In 1976 a Conference of Medical Royal Colleges and Faculties was formed. The need for a body such as Conference followed the formation of the increasing number of Colleges and Faculties, not only to consider Joint Consultative Committee (JCC) business, but also to promote the aim of jointly preserving standards in the best interests of medicine.
This Conference had 16 members (two from each of the major Colleges and one from each of the others, including the Scottish but not the Irish College). Until 1988, the Conference met quarterly on the day before JCC and always in London. At that time, it became apparent that additional meetings, the agenda for which was not circumscribed by JCC matters, were necessary if Conference was to maintain its voice on standards. This was seen to require a facility to receive reports from subcommittees and working parties, while taking into account the responsibilities and powers of individual Colleges, and reducing the possibility that the position of Colleges might be weakened by their own increasing numbers.
In 1991 Conference set up a Working Party to investigate its future requirements, in terms of function, structure, name and secretarial support. There was a widespread recognition that Conference was increasingly important in assisting Medical Royal Colleges to establish and maintain high standards of patient care, through training and monitoring performance. The demands on the Chairman of Conference increased considerably, and it became impossible to be properly supported by the staff of one College alone.
It was therefore agreed that from January 1993 a Conference Office, staffed by an Executive Secretary, should be established in support of Conference, especially the Chairman and Honorary Secretary. A further member of staff was recruited in 1995.
In February 1996, it was agreed to invite the Presidents of the Royal College of Physicians of Ireland and the Royal College of Surgeons in Ireland to become full members of the Conference of Medical Royal Colleges.
In April 1996, the Conference of Medical Royal Colleges agreed to change its name to Academy of Medical Royal Colleges, and charitable status was granted in July.
In December 1996 the Royal College of Paediatrics and Child Health was elected as a full member and the College of Emergency Medicine became a member in 2008.
Over time, the Academy established a series of committees, generally comprising representatives from all member Colleges to oversee and direct its work.
A major review of the Academy’s governance was undertaken in 2009/10. Following the approval of the Charity Commission this resulted in the establishment of a Board of Trustees, which includes independently appointed members, to be responsible for the governance of the organisation separate from the Council of Academy members who would be responsible for healthcare policy and professional issues.
In January 2011 the Academy realised a long-term goal of moving into its own property.
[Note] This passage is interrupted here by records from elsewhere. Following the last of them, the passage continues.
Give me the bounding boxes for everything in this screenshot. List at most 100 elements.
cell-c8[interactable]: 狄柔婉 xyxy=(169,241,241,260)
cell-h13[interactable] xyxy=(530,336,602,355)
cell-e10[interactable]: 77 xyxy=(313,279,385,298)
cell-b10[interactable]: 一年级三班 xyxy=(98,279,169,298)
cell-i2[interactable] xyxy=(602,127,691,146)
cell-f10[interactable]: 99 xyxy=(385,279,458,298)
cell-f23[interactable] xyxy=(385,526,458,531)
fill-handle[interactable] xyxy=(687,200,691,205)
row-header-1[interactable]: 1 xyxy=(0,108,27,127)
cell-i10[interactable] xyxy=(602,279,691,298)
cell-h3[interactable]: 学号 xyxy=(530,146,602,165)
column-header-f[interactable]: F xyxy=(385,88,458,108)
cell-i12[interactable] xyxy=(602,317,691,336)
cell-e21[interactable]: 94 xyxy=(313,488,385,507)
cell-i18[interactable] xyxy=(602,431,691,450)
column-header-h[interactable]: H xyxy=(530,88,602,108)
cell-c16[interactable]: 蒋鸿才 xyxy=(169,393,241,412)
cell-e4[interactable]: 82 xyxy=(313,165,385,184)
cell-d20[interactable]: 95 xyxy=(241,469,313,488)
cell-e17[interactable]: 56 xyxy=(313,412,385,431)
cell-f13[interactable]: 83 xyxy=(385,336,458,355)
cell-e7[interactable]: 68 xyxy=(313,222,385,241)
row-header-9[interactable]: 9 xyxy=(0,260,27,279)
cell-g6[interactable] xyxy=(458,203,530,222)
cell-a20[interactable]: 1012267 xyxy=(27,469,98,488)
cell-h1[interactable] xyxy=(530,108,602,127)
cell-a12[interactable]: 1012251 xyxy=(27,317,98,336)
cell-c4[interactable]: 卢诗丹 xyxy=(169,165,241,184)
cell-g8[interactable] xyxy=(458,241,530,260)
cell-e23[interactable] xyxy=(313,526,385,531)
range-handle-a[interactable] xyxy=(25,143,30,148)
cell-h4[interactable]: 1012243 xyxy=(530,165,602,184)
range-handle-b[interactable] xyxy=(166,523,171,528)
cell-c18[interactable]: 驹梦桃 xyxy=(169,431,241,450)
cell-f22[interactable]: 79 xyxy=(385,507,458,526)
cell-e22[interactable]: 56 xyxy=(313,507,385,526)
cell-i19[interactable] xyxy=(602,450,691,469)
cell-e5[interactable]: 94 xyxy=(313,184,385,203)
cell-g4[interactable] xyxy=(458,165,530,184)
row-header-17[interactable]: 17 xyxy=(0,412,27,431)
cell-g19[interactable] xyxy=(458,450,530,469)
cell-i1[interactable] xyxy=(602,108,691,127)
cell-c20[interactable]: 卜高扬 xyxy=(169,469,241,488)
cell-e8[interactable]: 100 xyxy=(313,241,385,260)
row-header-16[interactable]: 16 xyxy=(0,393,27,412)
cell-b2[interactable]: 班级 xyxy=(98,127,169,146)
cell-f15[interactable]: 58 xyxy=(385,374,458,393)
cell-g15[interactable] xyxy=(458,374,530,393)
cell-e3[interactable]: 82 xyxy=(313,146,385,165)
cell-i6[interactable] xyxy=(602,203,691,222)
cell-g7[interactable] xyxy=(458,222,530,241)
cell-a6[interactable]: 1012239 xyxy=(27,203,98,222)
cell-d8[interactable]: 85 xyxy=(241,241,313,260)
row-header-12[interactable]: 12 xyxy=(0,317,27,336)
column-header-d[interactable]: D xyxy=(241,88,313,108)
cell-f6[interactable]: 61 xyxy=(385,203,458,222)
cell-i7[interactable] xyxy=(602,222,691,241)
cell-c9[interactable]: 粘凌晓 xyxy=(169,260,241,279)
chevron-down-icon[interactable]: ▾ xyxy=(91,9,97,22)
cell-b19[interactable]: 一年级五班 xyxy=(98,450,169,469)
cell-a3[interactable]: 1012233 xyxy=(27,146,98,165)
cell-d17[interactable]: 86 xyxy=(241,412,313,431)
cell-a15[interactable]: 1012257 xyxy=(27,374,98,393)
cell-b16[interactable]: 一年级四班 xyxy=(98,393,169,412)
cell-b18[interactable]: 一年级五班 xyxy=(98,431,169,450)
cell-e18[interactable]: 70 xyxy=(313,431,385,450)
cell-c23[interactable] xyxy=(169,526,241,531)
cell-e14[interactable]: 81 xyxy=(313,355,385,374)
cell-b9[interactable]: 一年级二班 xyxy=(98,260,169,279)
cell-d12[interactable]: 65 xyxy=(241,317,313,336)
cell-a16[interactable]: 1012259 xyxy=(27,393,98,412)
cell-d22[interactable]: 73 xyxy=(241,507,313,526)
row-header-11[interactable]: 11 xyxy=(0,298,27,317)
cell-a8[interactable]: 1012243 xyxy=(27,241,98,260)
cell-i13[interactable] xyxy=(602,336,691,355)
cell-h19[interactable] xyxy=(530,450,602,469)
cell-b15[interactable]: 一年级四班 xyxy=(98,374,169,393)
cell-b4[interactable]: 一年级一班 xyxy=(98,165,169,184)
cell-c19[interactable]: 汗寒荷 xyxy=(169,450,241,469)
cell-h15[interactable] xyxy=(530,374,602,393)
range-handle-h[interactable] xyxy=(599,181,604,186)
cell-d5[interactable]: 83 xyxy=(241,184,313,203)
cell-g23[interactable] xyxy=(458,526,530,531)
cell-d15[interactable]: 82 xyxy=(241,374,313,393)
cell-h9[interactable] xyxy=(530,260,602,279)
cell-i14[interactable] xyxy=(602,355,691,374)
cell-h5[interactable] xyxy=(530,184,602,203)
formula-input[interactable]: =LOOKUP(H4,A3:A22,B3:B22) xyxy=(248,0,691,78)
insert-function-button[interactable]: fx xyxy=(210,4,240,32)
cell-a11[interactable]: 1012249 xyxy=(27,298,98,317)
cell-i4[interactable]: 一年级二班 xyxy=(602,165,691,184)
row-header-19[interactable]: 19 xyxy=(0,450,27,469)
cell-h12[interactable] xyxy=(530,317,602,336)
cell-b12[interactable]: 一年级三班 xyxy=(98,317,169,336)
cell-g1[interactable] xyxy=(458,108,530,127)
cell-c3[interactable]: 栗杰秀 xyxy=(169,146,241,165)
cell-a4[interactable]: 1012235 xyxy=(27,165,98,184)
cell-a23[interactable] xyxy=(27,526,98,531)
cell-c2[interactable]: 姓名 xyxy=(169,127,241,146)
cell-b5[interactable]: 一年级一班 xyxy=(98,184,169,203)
The Academy office is at 10 Dallington Street, London, EC1. The property has its own meeting rooms so, importantly, the Academy can host the majority of its meetings on its own premises.
Following the adoption of new governance arrangements, the Board of Trustees was established from April 2011. The Board comprises of four independently appointed external members (including the Chairman of the Board) two current College Presidents, the Academy Chairman and an independent Clinician Trustee.
The Academy now speaks on standards of care and medical education across the UK as the voice of over 200,000 doctors and drives improvement in heath and patient care.
Royal College of Surgeons of Edinburgh, 1505
Royal College of Physicians of London. 1518
Royal College of Physicians and Surgeons of Glasgow, 1599
Royal College of Physicians of Ireland, 1654
Royal College of Physicians of Edinburgh, 1681
Royal College of Surgeons of Ireland, 1784
Royal College of Surgeons of England, 1800
Royal College of Psychiatrists, 1841
Royal College of Ophthalmologists,* 1880
Royal College of Obstetricians & Gynaecologists, 1929
Royal College of Radiologists, 1939
Faculty of Dental Surgery, 1947
Royal College of Anaesthetists, 1948
Royal College of General Practitioners, 1952
Royal College of Pathologists, 1962
Faculty of Public Health Medicine, 1978
Faculty of Occupational Medicine, 1978
Faculty of Pharmaceutical Medicine, 1989
Faculty of Sexual and Reproductive Health, 1993
Royal College of Paediatrics and Child Health, 1996
Faculty of Sport and Exercise Medicine, 2006
Royal College of Emergency Medicine, 2008
Faculty of Intensive Care Medicine, 2011
*The Ophthalmological Society of the United Kingdom was founded in 1880 by Bowman and is considered to be the forerunner of the RCOphth, but the College itself separated from the RCS in 1988.